Batman: Earth One, Vol. 1 is Among the Best of Batman

Earth One is a whole different entity; it changes the tale of the Batman ever so slightly, creating something captivating and powerful without sacrificing the character's integrity.

Writer: Geoff Johns

Artist: Gary Frank

Publisher: DC Comics

I’m so sick of origin stories for Batman. I know who the character is; we all do, at this point. How many times do I have to see Bruce Wayne react to the death of his parents? Don’t you think, after decades of this same story being retold, that it’s time we move on from the start of Batman? Can’t we skip it?

I’m glad no one listens to me – otherwise, Earth One may have never been written. I had all but sworn off Batman origin tales after Haunted Gotham – a story that took the core mechanics of the formation of Batman and threw them away; unfortunately, not for the better. I still held the belief that a good origin story could be told, but at this point, I had grown very tired of them. Earth One is a whole different entity; it changes the tale of the Batman ever so slightly, creating something both captivating and powerful without sacrificing the character’s integrity.

There are liberties taken here and there by writer Geoff Johns, but these liberties are what makes the book. There is a level of humanity to Bruce Wayne, even after he becomes Batman, that is often omitted from many tales of the caped crusader. Writers (understandably) tend to forget that Bruce Wayne is Batman after his mask and cape are on. Sure, there’s the visual difference – one is dressed in all black with pointed ears and white eyes, the other is a wealthy white dude – but it never seems anything more than skin deep. Earth One takes its time exploring this, never separating Bruce and Bats too far from each other.

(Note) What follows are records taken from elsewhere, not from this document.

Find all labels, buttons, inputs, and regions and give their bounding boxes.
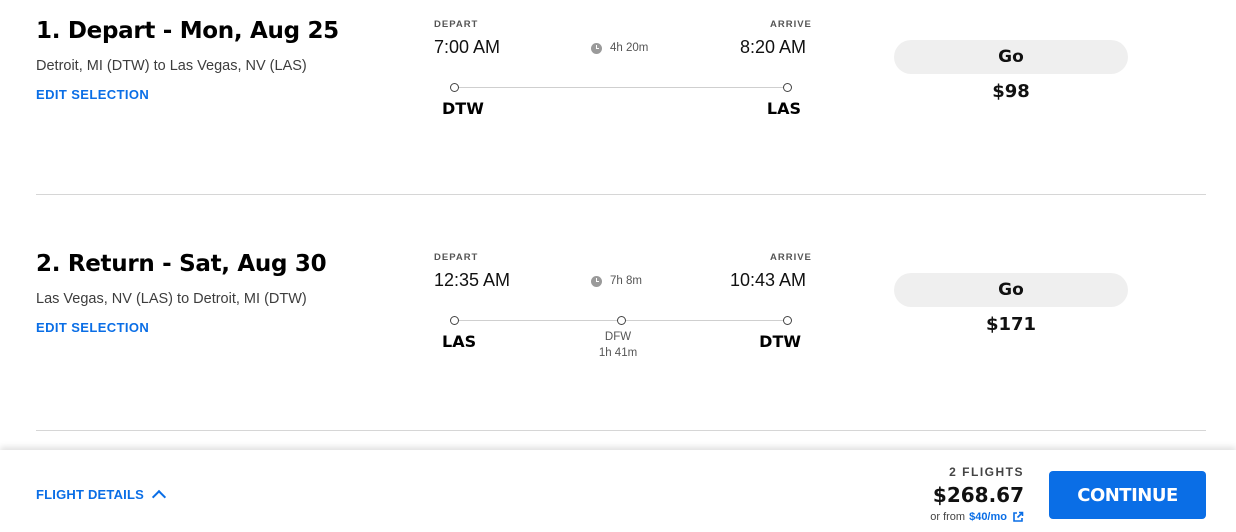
duration-text: 7h 8m [610, 275, 642, 287]
depart-time: 12:35 AM [434, 270, 511, 290]
origin-airport-code: LAS [442, 332, 477, 351]
edit-selection-link[interactable]: EDIT SELECTION [36, 87, 149, 102]
flight-duration: 4h 20m [591, 42, 648, 54]
origin-airport-code: DTW [442, 99, 484, 118]
arrive-time: 8:20 AM [739, 37, 806, 57]
duration-text: 4h 20m [610, 42, 649, 54]
route-line [454, 87, 788, 88]
edit-selection-link[interactable]: EDIT SELECTION [36, 320, 149, 335]
origin-dot [450, 316, 459, 325]
destination-dot [783, 83, 792, 92]
segment-title: 2. Return - Sat, Aug 30 [36, 251, 327, 277]
fare-price: $98 [992, 81, 1030, 102]
flight-details-label: FLIGHT DETAILS [36, 487, 144, 502]
chevron-up-icon [151, 489, 167, 505]
destination-airport-code: DTW [759, 332, 801, 351]
financing-info: or from $40/mo [930, 511, 1024, 523]
divider [36, 194, 1206, 195]
flight-details-toggle[interactable]: FLIGHT DETAILS [36, 487, 167, 505]
layover-duration: 1h 41m [598, 347, 638, 359]
depart-time: 7:00 AM [434, 37, 501, 57]
flight-segment-return: 2. Return - Sat, Aug 30 Las Vegas, NV (L… [0, 233, 1236, 433]
depart-label: DEPART [434, 252, 479, 263]
destination-dot [783, 316, 792, 325]
flight-duration: 7h 8m [591, 275, 642, 287]
arrive-time: 10:43 AM [729, 270, 806, 290]
financing-prefix: or from [930, 511, 966, 523]
clock-icon [591, 275, 602, 287]
origin-dot [450, 83, 459, 92]
financing-link[interactable]: $40/mo [969, 511, 1007, 523]
stop-airport-code: DFW [604, 331, 632, 343]
segment-route-description: Detroit, MI (DTW) to Las Vegas, NV (LAS) [36, 58, 307, 74]
arrive-label: ARRIVE [770, 252, 812, 263]
fare-class-button[interactable]: Go [894, 273, 1128, 307]
flight-segment-depart: 1. Depart - Mon, Aug 25 Detroit, MI (DTW… [0, 0, 1236, 200]
segment-title: 1. Depart - Mon, Aug 25 [36, 18, 339, 44]
flights-count: 2 FLIGHTS [949, 465, 1024, 479]
continue-button[interactable]: CONTINUE [1049, 471, 1206, 519]
segment-route-description: Las Vegas, NV (LAS) to Detroit, MI (DTW) [36, 291, 307, 307]
stop-dot [617, 316, 626, 325]
divider [36, 430, 1206, 431]
fare-price: $171 [985, 314, 1037, 335]
destination-airport-code: LAS [766, 99, 801, 118]
depart-label: DEPART [434, 19, 479, 30]
external-link-icon[interactable] [1012, 511, 1024, 523]
arrive-label: ARRIVE [770, 19, 812, 30]
total-price: $268.67 [932, 483, 1024, 507]
checkout-footer: FLIGHT DETAILS 2 FLIGHTS $268.67 or from… [0, 450, 1236, 532]
clock-icon [591, 42, 602, 54]
fare-class-button[interactable]: Go [894, 40, 1128, 74]
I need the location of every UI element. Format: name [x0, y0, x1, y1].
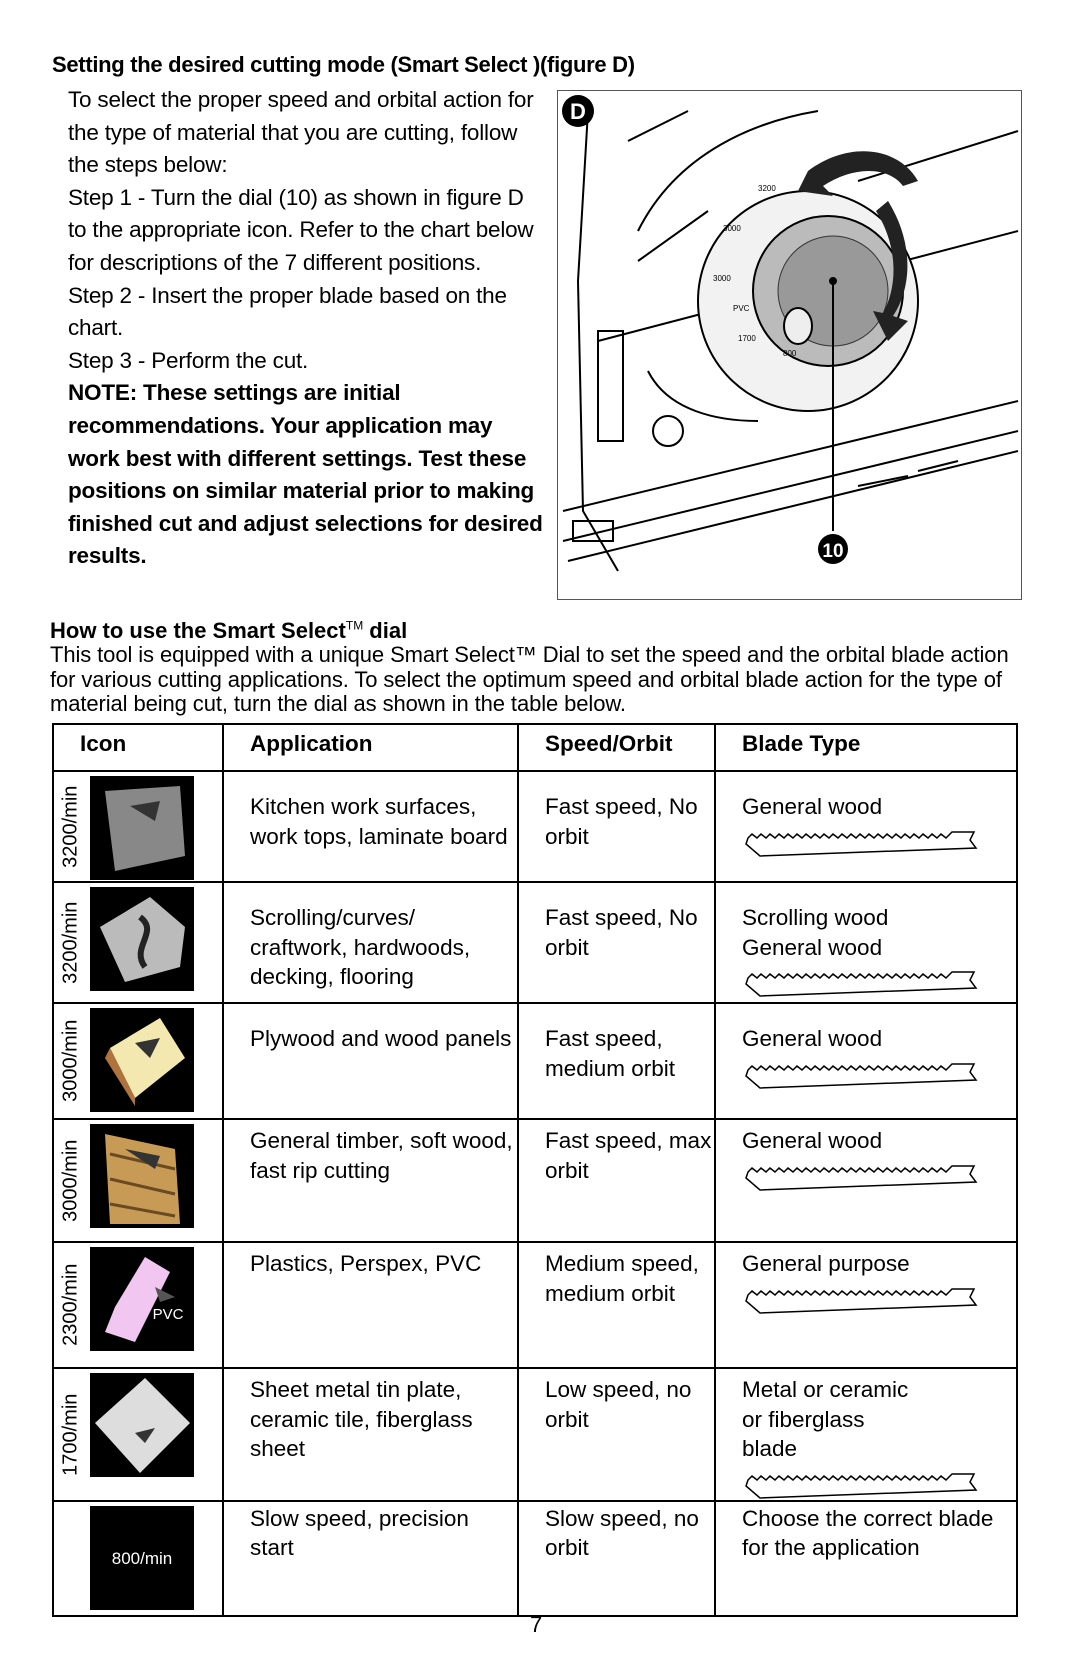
speed-orbit-cell: Slow speed, no orbit	[517, 1499, 716, 1617]
callout-number: 10	[822, 541, 843, 562]
application-cell: Slow speed, precision start	[222, 1499, 519, 1617]
table-row: 800/min Slow speed, precision start Slow…	[52, 1499, 1018, 1617]
blade-type-cell: Scrolling wood General wood	[714, 881, 1018, 1004]
table-row: 3200/min Scrolling/curves/ craftwork, ha…	[52, 881, 1018, 1004]
blade-illustration	[745, 830, 978, 857]
blade-illustration	[745, 1062, 978, 1089]
speed-label: 2300/min	[56, 1243, 86, 1367]
blade-type-cell: General wood	[714, 770, 1018, 883]
speed-value: 3200/min	[59, 901, 82, 984]
timber-icon	[90, 1124, 194, 1228]
dial-mark: 3000	[723, 224, 741, 233]
icon-cell: 1700/min	[52, 1367, 224, 1502]
blade-illustration	[745, 1287, 978, 1314]
header-application: Application	[222, 723, 519, 772]
table-row: 2300/min PVC Plastics, Perspex, PVC Medi…	[52, 1241, 1018, 1369]
speed-orbit-cell: Medium speed, medium orbit	[517, 1241, 716, 1369]
dial-mark: 3200	[758, 184, 776, 193]
section-title-text: How to use the Smart Select	[50, 618, 346, 643]
icon-cell: 800/min	[52, 1499, 224, 1617]
application-cell: Plastics, Perspex, PVC	[222, 1241, 519, 1369]
laminate-icon	[90, 776, 194, 880]
precision-start-icon: 800/min	[90, 1505, 194, 1610]
scrolling-icon	[90, 887, 194, 991]
application-cell: Plywood and wood panels	[222, 1002, 519, 1120]
speed-value: 3000/min	[59, 1019, 82, 1103]
application-cell: General timber, soft wood, fast rip cutt…	[222, 1118, 519, 1243]
speed-value: 1700/min	[59, 1393, 82, 1476]
intro-text: To select the proper speed and orbital a…	[68, 84, 548, 573]
blade-type: General wood	[742, 794, 883, 819]
speed-value: 3200/min	[59, 785, 82, 868]
icon-cell: 3200/min	[52, 881, 224, 1004]
icon-cell: 3000/min	[52, 1118, 224, 1243]
blade-type-cell: General wood	[714, 1118, 1018, 1243]
blade-type: General wood	[742, 1128, 883, 1153]
section-body: This tool is equipped with a unique Smar…	[50, 642, 1009, 716]
blade-type: Scrolling wood General wood	[742, 905, 889, 960]
speed-orbit-cell: Fast speed, max orbit	[517, 1118, 716, 1243]
intro-paragraph: To select the proper speed and orbital a…	[68, 87, 534, 178]
header-blade-type: Blade Type	[714, 723, 1018, 772]
speed-orbit-cell: Low speed, no orbit	[517, 1367, 716, 1502]
blade-illustration	[745, 971, 978, 997]
icon-cell: 2300/min PVC	[52, 1241, 224, 1369]
plywood-icon	[90, 1008, 194, 1112]
speed-orbit-cell: Fast speed, medium orbit	[517, 1002, 716, 1120]
dial-mark: 800	[783, 349, 797, 358]
smart-select-table: Icon Application Speed/Orbit Blade Type …	[52, 723, 1018, 1617]
page-number: 7	[530, 1612, 543, 1637]
sheet-metal-icon	[90, 1373, 194, 1477]
dial-mark: 3000	[713, 274, 731, 283]
application-cell: Scrolling/curves/ craftwork, hardwoods, …	[222, 881, 519, 1004]
blade-type-cell: General purpose	[714, 1241, 1018, 1369]
blade-type-cell: General wood	[714, 1002, 1018, 1120]
icon-cell: 3200/min	[52, 770, 224, 883]
section-title: How to use the Smart SelectTM dial	[50, 618, 407, 644]
figure-d: 3200 3000 3000 PVC 1700 800 D 10	[557, 90, 1022, 600]
step-1: Step 1 - Turn the dial (10) as shown in …	[68, 184, 534, 275]
header-speed-orbit: Speed/Orbit	[517, 723, 716, 772]
application-cell: Kitchen work surfaces, work tops, lamina…	[222, 770, 519, 883]
icon-cell: 3000/min	[52, 1002, 224, 1120]
table-row: 3200/min Kitchen work surfaces, work top…	[52, 770, 1018, 883]
table-row: 1700/min Sheet metal tin plate, ceramic …	[52, 1367, 1018, 1502]
blade-illustration	[745, 1472, 978, 1499]
step-2: Step 2 - Insert the proper blade based o…	[68, 282, 507, 341]
section-title-end: dial	[363, 618, 408, 643]
step-3: Step 3 - Perform the cut.	[68, 347, 309, 373]
speed-label: 1700/min	[56, 1369, 86, 1500]
pvc-icon: PVC	[90, 1247, 194, 1351]
blade-illustration	[745, 1164, 978, 1191]
table-header: Icon Application Speed/Orbit Blade Type	[52, 723, 1018, 772]
table-row: 3000/min General timber, soft wood, fast…	[52, 1118, 1018, 1243]
figure-label: D	[570, 99, 586, 124]
note: NOTE: These settings are initial recomme…	[68, 380, 543, 569]
trademark: TM	[345, 618, 364, 633]
icon-text: PVC	[153, 1306, 184, 1323]
speed-label: 3200/min	[56, 883, 86, 1002]
blade-type-cell: Choose the correct blade for the applica…	[714, 1499, 1018, 1617]
icon-text: 800/min	[112, 1549, 172, 1568]
application-cell: Sheet metal tin plate, ceramic tile, fib…	[222, 1367, 519, 1502]
speed-orbit-cell: Fast speed, No orbit	[517, 770, 716, 883]
speed-label: 3200/min	[56, 772, 86, 881]
speed-value: 3000/min	[59, 1139, 82, 1222]
speed-label: 3000/min	[56, 1004, 86, 1118]
blade-type-cell: Metal or ceramic or fiberglass blade	[714, 1367, 1018, 1502]
speed-value: 2300/min	[59, 1263, 82, 1347]
section-heading: Setting the desired cutting mode (Smart …	[52, 52, 635, 77]
speed-label: 3000/min	[56, 1120, 86, 1241]
table-row: 3000/min Plywood and wood panels Fast sp…	[52, 1002, 1018, 1120]
dial-mark: 1700	[738, 334, 756, 343]
blade-type: Choose the correct blade for the applica…	[742, 1505, 994, 1561]
blade-type: General wood	[742, 1026, 883, 1051]
dial-mark: PVC	[733, 304, 750, 313]
speed-orbit-cell: Fast speed, No orbit	[517, 881, 716, 1004]
blade-type: Metal or ceramic or fiberglass blade	[742, 1377, 909, 1461]
blade-type: General purpose	[742, 1251, 910, 1276]
speed-label	[56, 1502, 86, 1615]
header-icon: Icon	[52, 723, 224, 772]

There are many surprises and tragic events that the characters must go through in Earth One, and without spoiling anything, I will say this: these events do change them. The book may as well been titled Batman: An Exercise in Character Development. Most stories do indeed have events that main and supporting characters must endure; many also gloss over the end result of how the characters change after said event is over. It is excellent. It is real. And most of all, it feels fresh.

But I will get into the characters of Bruce and Alfred here, though. First of all, little Bruce Wayne is a spoiled brat. He is depicted as a privileged kid without much regard for others (hey, we were all filthy rich prepubescent boys once, right?). Normal kid stuff; but due to him being a normal bratty kid, he gets his parents killed. Oops. The fact that he blames himself and has a reason to back up his guilt makes for an especially tragic death in this episode of How to Kill Batman’s Mom and Dad.

Lil’ Bruce Wayne (not a rapper) is then forced upon Alfred, a veteran friend of his father who kicks some serious ass here. He’s much more than an old butler in Earth One; he may be the only butler in comic book history who poses a serious physical threat to the common criminal. He’s hard on Bruce Wayne, and actually encourages the use of guns. It’s completely strange, but once you read it, it’ll make complete sense. Trust me.

Bruce Wayne does not have an easy start as The Dark Knight. Yes, he wants vengeance, but he’s very clumsy. The introduction sees Batman’s grapple hook failing, making him look like a crazy man in a cape as opposed to a hero. He has much to learn, and he takes a physical and emotional being. This is something that I absolutely loved. It’s incredibly frustrating to read a newer origin tale in which Batman decides to be Batman and is capable of superhuman feats immediately. Life just does not work that way; not even for superheroes.

Something that’s often been discussed about Earth One is that you can see his eyes through the mask, which is significant and very telling of what Johns was trying to do. Like Batman getting more than a few bruises, his eyes reveal a human side of the hero that the mask is unable to hide. Bruce Wayne is Batman in this story. The two are one.


But all of this work in making a very human Batman could easily be undone by art that’s too extravagant. Artist Gary Frank compliments Johns’ story perfectly, giving all of the characters designs that are realistic while still retaining a good ol’ comic book quality. It’s not hyper realistic along the lines of Kingdom Come, but it’s damn good, nonetheless. Gotham is truly dirty and corrupted while still retaining a sense of believability. The environment is harsh and cruel without buildings that are unreasonably built and villains with contorted faces beyond the limits of nature.

I could ramble on for page after page about what makes Earth One so great, but it won’t do you any good. You’ve got to take my word on this. It’s something that every Batman fan should read.

The Geeked Gods Score: 9/10. Amazing.

One of the most entertaining Batman stories ever written.